The binocular treatment is promising, according to the Texas researchers, because monocular treatment does not always lead to 6/6 vision, and patients often see the return of amblyopia. "In addition to the efficacy and durability of this binocular iPad treatment, it is fun and engaging and results in better compliance than patching, at the same time imposes little risk for adverse psychosocial effects," the authors say.
In the study, children aged 4 to 12 years played either sham games or binocular games on an iPad for 4 hours a week for 4 weeks while wearing anaglyphic glasses. Children assigned to binocular games could choose to play for an additional 4 weeks.
The sham group had 25 children, and the binocular group had 50. Approximately half of the children in each group also wore patching at a different time of day than when they were playing games.
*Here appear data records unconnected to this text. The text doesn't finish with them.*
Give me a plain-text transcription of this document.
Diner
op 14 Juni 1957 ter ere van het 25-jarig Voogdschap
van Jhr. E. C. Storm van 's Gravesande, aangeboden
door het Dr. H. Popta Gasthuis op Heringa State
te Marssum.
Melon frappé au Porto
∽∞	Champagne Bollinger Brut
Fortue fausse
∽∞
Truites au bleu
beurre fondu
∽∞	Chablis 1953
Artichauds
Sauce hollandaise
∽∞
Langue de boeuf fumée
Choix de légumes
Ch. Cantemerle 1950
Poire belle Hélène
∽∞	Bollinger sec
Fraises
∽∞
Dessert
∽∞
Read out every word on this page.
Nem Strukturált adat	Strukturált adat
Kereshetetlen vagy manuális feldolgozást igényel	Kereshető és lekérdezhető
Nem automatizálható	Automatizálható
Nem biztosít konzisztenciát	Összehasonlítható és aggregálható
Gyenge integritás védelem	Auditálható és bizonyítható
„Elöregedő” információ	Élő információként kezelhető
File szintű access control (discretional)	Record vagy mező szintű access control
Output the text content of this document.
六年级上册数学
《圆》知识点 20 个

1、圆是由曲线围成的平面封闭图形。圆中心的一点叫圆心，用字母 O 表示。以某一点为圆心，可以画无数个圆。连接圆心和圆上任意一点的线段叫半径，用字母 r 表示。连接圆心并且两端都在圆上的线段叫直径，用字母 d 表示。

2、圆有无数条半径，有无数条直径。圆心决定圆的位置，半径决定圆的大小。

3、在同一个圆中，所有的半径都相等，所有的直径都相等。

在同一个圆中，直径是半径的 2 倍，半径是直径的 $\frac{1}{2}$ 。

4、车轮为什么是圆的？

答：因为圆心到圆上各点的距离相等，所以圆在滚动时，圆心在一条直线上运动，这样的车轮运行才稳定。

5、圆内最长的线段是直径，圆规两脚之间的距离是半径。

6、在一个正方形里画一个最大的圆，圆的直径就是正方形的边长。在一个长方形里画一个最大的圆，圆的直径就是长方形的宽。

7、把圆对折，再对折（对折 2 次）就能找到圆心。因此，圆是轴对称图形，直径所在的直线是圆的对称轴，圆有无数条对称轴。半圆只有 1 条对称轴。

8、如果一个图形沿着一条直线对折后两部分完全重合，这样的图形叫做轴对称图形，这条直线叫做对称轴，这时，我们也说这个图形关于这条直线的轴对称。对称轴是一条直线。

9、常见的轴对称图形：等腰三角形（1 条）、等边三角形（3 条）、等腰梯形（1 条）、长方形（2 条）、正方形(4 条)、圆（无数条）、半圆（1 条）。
Researchers measured best-corrected VA, suppression and stereoacuity at baseline, at the 4- and 8-week outcome visits, and 3 months after treatment ended. They found that, in the binocular group, mean VA went from 0.47±0.03 logMAR at baseline to 0.39±0.03 logMAR at 4 weeks. No significant change was seen in the sham group.
Patching did not change the effect of the binocular games on VA in the children, nor did an additional 4 weeks of treatment in those children playing the binocular games result in greater improvement in VA. Median stereoacuity remained unchanged in both groups.